Thursday, July 29, 2004

The Great White Hope

One of the media conversations I'm peripherally aware of (again, in this bubble I don't have the omniscient view of the media borg I usually do) is the "why do people call Obama black?" It's quite fascinating, really, that this is an issue. The same issue was raised when Halle Berry won her Oscar. I'll try to be kind to those raising the it, but they really seem to have a view of race as being genetic or "in the blood," which is, uh, a rather interesting view of race. The "one drop rule" still exists -- not because it's government imposed, but because if you look black people categorize you as black. Now, I look forward to a colorblind society but it doesn't exactly exist right now. Obama is black because people see him as black. The content of "black blood" in him is irrelevant. I highly doubt any of the people saying this didn't think of Obama as a "black man" before they discovered that one of his parents was white.

Look, this is why silly liberals like me say things like "race is a social construct." That isn't to say there aren't some persistent genetic differences between populations, but those populations don't match up very well with what we, as a society, call "race." And, those conceptions of "race" differ quite a bit from country to country.

But, as for why this issue is coming up now specifically, Obama himself says it much better than I ever could:

If I was arrested for armed robbery and my mug shot was on the television screen, people wouldn't be debating if I was African-American or not. I'd be a black man going to jail. Now if that's true when bad things are happening, there's no reason why I shouldn't be proud of being a black man when good things are happening, too.

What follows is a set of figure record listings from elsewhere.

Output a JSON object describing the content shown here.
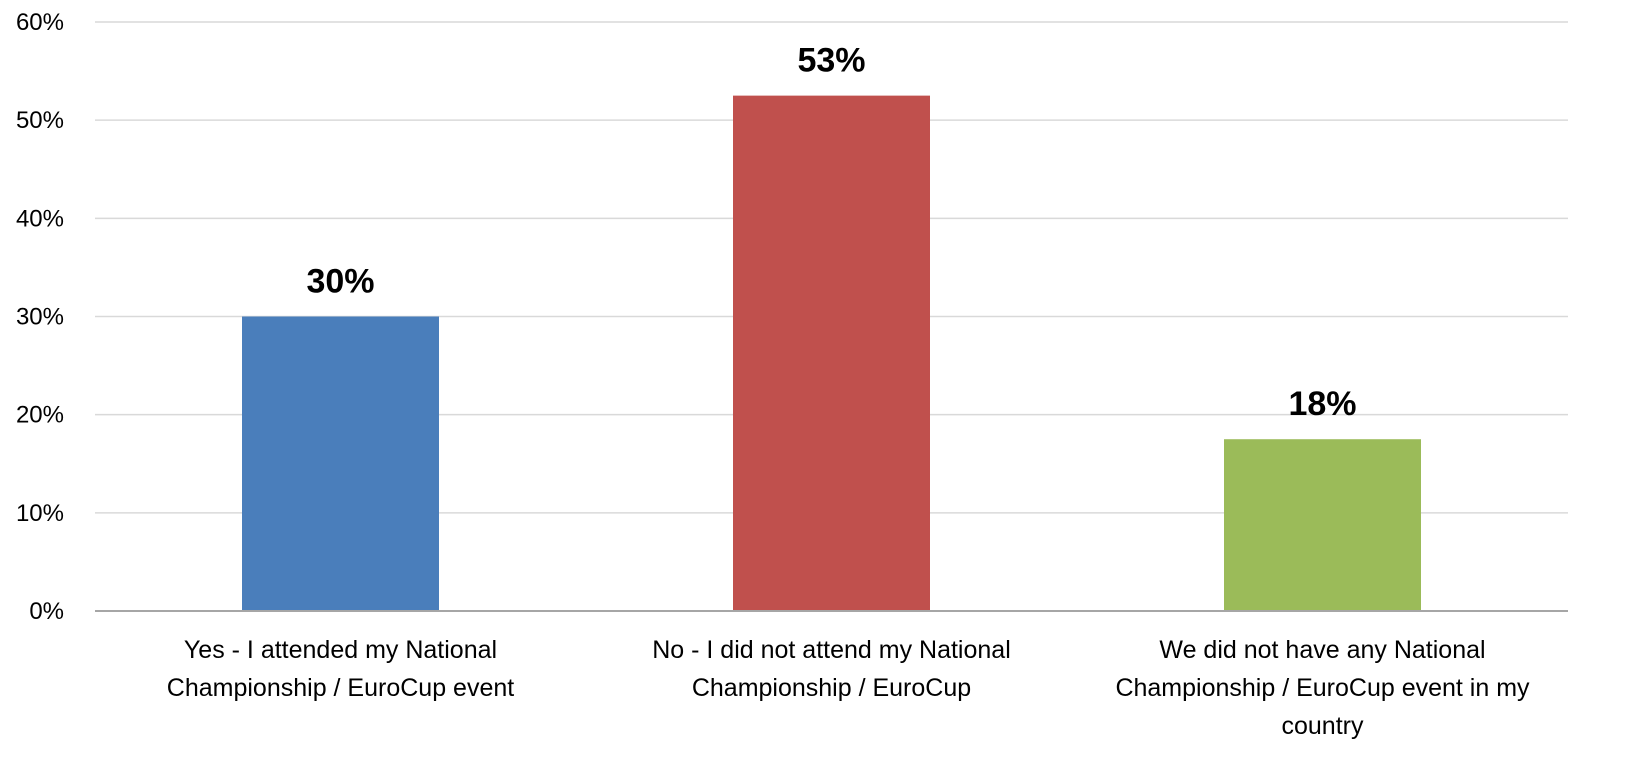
{
  "chart_data": {
    "type": "bar",
    "categories": [
      [
        "Yes - I attended my National",
        "Championship / EuroCup event"
      ],
      [
        "No - I did not attend my National",
        "Championship / EuroCup"
      ],
      [
        "We did not have any National",
        "Championship / EuroCup event in my",
        "country"
      ]
    ],
    "values": [
      30,
      52.5,
      17.5
    ],
    "data_labels": [
      "30%",
      "53%",
      "18%"
    ],
    "colors": [
      "#4A7EBB",
      "#C0504D",
      "#9BBB59"
    ],
    "ylim": [
      0,
      60
    ],
    "yticks": [
      0,
      10,
      20,
      30,
      40,
      50,
      60
    ],
    "ytick_labels": [
      "0%",
      "10%",
      "20%",
      "30%",
      "40%",
      "50%",
      "60%"
    ],
    "grid": true,
    "legend": "none",
    "title": "",
    "xlabel": "",
    "ylabel": ""
  }
}
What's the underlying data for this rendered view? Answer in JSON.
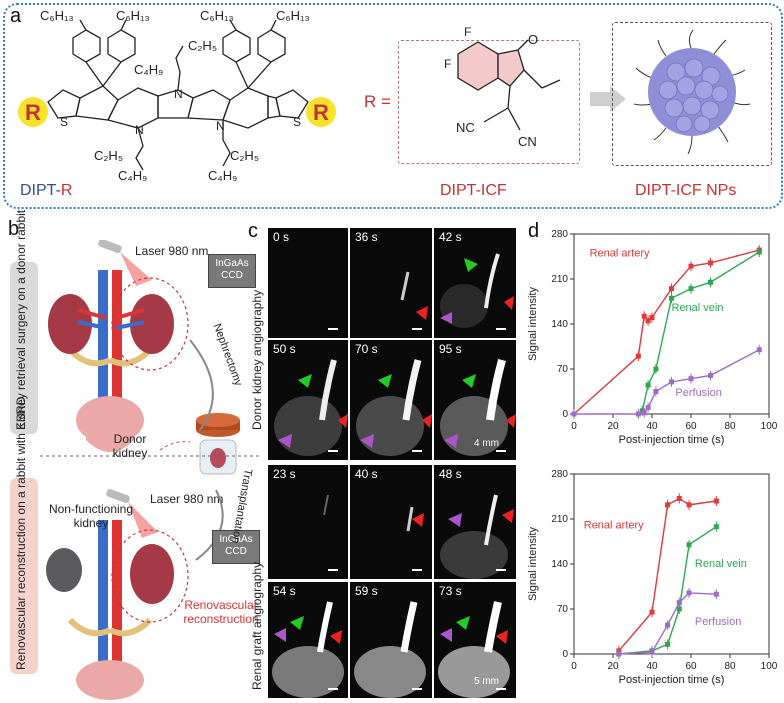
{
  "panel_a": {
    "letter": "a",
    "molecule_name_prefix": "DIPT-",
    "molecule_name_suffix": "R",
    "r_equals": "R =",
    "r_label": "R",
    "substituents": [
      "C₆H₁₃",
      "C₂H₅",
      "C₄H₉"
    ],
    "icf_label": "DIPT-ICF",
    "nps_label": "DIPT-ICF NPs",
    "colors": {
      "border": "#2f78c4",
      "red": "#c83232",
      "blue": "#2c4f9e",
      "np": "#8f8fd8"
    }
  },
  "panel_b": {
    "letter": "b",
    "laser_top": "Laser 980 nm",
    "laser_bottom": "Laser 980 nm",
    "detector": "InGaAs CCD",
    "side_top": "Kidney retrieval surgery on a donor rabbit",
    "side_bottom": "Renovascular reconstruction on a rabbit with ESRD",
    "nephrectomy": "Nephrectomy",
    "transplantation": "Transplantation",
    "donor_kidney": "Donor kidney",
    "non_functioning": "Non-functioning kidney",
    "renovascular": "Renovascular reconstruction"
  },
  "panel_c": {
    "letter": "c",
    "side_top": "Donor kidney angiography",
    "side_bottom": "Renal graft angiography",
    "times_top": [
      "0 s",
      "36 s",
      "42 s",
      "50 s",
      "70 s",
      "95 s"
    ],
    "times_bottom": [
      "23 s",
      "40 s",
      "48 s",
      "54 s",
      "59 s",
      "73 s"
    ],
    "scale_top": "4 mm",
    "scale_bottom": "5 mm"
  },
  "panel_d": {
    "letter": "d",
    "chart_data": [
      {
        "type": "line",
        "xlabel": "Post-injection time (s)",
        "ylabel": "Signal intensity",
        "xlim": [
          0,
          100
        ],
        "ylim": [
          0,
          280
        ],
        "xticks": [
          0,
          20,
          40,
          60,
          80,
          100
        ],
        "yticks": [
          0,
          70,
          140,
          210,
          280
        ],
        "series": [
          {
            "name": "Renal artery",
            "color": "#e03a3a",
            "x": [
              0,
              33,
              36,
              38,
              40,
              50,
              60,
              70,
              95
            ],
            "y": [
              0,
              90,
              152,
              145,
              150,
              195,
              230,
              235,
              255
            ]
          },
          {
            "name": "Renal vein",
            "color": "#2ea84f",
            "x": [
              35,
              38,
              42,
              50,
              60,
              70,
              95
            ],
            "y": [
              5,
              45,
              70,
              180,
              195,
              205,
              252
            ]
          },
          {
            "name": "Perfusion",
            "color": "#9e6cc6",
            "x": [
              0,
              33,
              36,
              38,
              42,
              50,
              60,
              70,
              95
            ],
            "y": [
              0,
              0,
              2,
              10,
              35,
              50,
              55,
              60,
              100
            ]
          }
        ]
      },
      {
        "type": "line",
        "xlabel": "Post-injection time (s)",
        "ylabel": "Signal intensity",
        "xlim": [
          0,
          100
        ],
        "ylim": [
          0,
          280
        ],
        "xticks": [
          0,
          20,
          40,
          60,
          80,
          100
        ],
        "yticks": [
          0,
          70,
          140,
          210,
          280
        ],
        "series": [
          {
            "name": "Renal artery",
            "color": "#e03a3a",
            "x": [
              23,
              40,
              48,
              54,
              59,
              73
            ],
            "y": [
              5,
              65,
              232,
              242,
              232,
              238
            ]
          },
          {
            "name": "Renal vein",
            "color": "#2ea84f",
            "x": [
              23,
              40,
              48,
              54,
              59,
              73
            ],
            "y": [
              0,
              5,
              15,
              70,
              170,
              198
            ]
          },
          {
            "name": "Perfusion",
            "color": "#9e6cc6",
            "x": [
              23,
              40,
              48,
              54,
              59,
              73
            ],
            "y": [
              0,
              3,
              45,
              80,
              95,
              93
            ]
          }
        ]
      }
    ]
  }
}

I've never been a big fan of the term "African-American" as it ties a race into a geography, and it becomes increasingly confusing as immigration patterns become more complex. I'm happy to identify people in any way they want to be identified, but I do think the adoption of the term has been counterproductive in a number of ways. Is Theresa Heinz Kerry an African-American? Would an Afrikaaner immigrant to the US be? What do we call black Hatian immigrants, or black citizens of Britain? Once it becomes complicated, we default to the term which is really the primary issue - skin tone.